Perry’s Jamestown Concerto is a real find; his studies with Hindemith, Piston, and Randall Thompson gave him a firm tonal outlook that proved to his advantage in the early 1950s before the radical academics took over the university scene. He found refuge in a position as accompanist and musical director at the Museum of Modern Art in New York where he composed more than a hundred film scores for classic silent films. His Broadway, film, and stage work has not stopped him from creating compositions commissioned by some of the major orchestras in the U.S., Canada, and Europe. This sense of drama and pathos and innate tonality infuses the pages of this concerto, a five-movement work dedicated to the first founding colony of America in Jamestown. With movements as “London 1606: The Virginia Company”, “Settlements Along River”, “The Long Winters”, “Pocahontas in London”, and “Jamestown: Four Hundred Years On”, the piece is pregnant with expressive possibilities, and Perry never disappoints. While there is no traditional cadenza here, the piece does open with a plaintiff cello solo, and the instrument acts as a Concertante foil for the always-involved orchestra. This is a wonderful work, very uplifting in every way.

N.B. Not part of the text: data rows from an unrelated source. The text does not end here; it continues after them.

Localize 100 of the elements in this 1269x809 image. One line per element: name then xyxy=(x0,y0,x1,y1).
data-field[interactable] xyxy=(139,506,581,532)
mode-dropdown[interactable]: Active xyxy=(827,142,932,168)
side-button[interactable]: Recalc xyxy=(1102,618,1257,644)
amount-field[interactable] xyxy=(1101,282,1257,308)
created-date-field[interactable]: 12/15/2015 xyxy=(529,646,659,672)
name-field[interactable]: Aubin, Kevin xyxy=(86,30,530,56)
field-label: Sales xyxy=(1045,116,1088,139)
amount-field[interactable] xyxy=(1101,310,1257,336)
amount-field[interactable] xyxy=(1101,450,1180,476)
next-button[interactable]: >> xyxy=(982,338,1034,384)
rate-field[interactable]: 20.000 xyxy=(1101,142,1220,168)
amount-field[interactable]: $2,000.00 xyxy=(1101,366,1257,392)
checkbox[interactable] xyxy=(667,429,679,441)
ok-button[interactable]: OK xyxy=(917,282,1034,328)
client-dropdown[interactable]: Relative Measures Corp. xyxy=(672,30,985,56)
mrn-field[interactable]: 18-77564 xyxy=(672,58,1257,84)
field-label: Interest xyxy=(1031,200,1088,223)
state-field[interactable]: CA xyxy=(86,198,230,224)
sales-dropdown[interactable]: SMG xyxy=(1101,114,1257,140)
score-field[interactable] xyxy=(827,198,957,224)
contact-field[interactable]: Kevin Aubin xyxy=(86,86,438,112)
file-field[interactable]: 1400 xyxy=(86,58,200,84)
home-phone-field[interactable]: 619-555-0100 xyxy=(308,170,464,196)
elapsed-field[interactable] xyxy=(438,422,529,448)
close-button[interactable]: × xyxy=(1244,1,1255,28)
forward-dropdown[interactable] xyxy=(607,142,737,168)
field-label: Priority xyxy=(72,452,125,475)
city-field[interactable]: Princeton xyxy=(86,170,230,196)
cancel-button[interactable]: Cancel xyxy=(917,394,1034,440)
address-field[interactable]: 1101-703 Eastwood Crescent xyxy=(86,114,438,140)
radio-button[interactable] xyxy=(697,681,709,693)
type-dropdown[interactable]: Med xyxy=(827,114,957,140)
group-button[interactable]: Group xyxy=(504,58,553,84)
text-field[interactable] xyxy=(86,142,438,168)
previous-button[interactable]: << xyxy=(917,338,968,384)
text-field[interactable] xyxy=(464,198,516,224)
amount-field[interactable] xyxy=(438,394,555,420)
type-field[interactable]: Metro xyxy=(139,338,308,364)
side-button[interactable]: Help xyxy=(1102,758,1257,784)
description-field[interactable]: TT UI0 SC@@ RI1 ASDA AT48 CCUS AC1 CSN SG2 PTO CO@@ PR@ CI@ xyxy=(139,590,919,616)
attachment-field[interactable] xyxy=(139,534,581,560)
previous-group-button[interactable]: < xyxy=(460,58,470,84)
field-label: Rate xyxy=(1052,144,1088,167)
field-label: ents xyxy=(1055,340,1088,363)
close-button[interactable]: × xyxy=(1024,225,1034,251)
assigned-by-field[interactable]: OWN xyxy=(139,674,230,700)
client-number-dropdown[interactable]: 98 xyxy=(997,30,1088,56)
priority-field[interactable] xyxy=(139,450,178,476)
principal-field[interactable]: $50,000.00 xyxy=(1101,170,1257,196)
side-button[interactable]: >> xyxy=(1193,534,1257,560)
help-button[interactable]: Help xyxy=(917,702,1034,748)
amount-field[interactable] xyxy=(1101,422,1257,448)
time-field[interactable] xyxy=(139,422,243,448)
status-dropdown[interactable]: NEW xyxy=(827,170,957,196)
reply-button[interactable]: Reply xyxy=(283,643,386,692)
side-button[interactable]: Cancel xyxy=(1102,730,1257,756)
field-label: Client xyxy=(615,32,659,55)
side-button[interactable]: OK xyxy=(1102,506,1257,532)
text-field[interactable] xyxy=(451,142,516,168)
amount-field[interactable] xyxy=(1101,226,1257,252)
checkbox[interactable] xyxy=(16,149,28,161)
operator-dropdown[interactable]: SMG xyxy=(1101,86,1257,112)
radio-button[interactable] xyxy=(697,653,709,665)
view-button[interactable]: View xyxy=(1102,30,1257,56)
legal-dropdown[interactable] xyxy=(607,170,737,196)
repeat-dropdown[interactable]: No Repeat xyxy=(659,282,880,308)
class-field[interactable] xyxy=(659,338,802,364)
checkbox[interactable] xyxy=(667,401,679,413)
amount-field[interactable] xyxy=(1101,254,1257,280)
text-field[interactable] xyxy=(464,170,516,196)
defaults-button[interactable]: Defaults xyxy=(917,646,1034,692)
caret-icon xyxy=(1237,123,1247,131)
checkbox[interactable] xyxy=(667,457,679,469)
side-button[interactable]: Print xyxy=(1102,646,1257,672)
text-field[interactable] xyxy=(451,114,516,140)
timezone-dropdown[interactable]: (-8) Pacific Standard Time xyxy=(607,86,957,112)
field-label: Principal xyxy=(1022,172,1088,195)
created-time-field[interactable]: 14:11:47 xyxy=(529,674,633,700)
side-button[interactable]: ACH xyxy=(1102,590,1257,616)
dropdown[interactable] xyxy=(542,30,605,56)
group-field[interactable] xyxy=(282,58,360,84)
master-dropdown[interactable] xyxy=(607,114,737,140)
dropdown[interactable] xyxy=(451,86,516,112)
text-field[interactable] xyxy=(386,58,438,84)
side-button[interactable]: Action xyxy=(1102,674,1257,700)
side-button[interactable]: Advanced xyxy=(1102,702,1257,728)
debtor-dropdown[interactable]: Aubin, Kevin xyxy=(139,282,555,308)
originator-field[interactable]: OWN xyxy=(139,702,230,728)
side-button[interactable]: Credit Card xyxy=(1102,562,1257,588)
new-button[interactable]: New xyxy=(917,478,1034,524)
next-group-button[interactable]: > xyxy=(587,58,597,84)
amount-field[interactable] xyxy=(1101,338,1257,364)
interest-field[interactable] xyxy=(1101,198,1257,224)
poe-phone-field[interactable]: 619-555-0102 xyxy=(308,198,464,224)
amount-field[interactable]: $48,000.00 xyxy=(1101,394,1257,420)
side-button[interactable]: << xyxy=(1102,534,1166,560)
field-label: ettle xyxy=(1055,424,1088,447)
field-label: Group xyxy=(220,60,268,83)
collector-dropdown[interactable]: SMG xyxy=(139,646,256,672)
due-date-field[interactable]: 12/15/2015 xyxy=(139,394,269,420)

William Schuman’s A Song for Orpheus, Fantasy for Cello and Orchestra is a little dimmer in emotional outlook. It was written for Leonard Rose and premiered in Indianapolis, based on the Shakespearian “Orpheus with his lute” from Henry VIII. The words of the song are written “into” the cello part in order to make the cello sing. The music is very intimate, quiet, and sad. Schuman specified that the poem should be recited before a performance (almost never done) and here Naxos contracted American actress Jane Alexander to do this.
Virgil Thomson’s music’s is rather passé these days, rarely played, and to some far too harmonically indulgent with little intrinsic interest. This is a naïve view if ever there was one, and it completely misunderstands Thomson’s incredible sense of drama and description, as apt and accurate as any American composer. He worked on this concerto from 1945 till 1950, with advice from cellist Luigi Silva, though the premiere took place by the Philadelphia Orchestra and Eugene Ormandy, with its principal cellist Paul Olefsky as soloist (whose cello Hanani plays here). The three movements of piece, “Rider on the Plains”, “Variations on a Southern Hymn”, and “Children’s Games” take hymns and Southern Harmony tunes as its basis, with even a gratuitous quote from Beethoven’s Piano Sonata No. 6 in the last movement. All of this is woven into a complex and richly varied amalgam of beauty followed upon beauty, in one of Thomson’s deepest and most rewarding scores, and my favorite on this fabulous disc.
The RTF orchestra plays wonderfully and with lots of enthusiasm, while William Eddins navigates the pieces with great skill and affection. This is a fantastic release, one of the four or five best I have reviewed all year. It would be criminal to ignore it!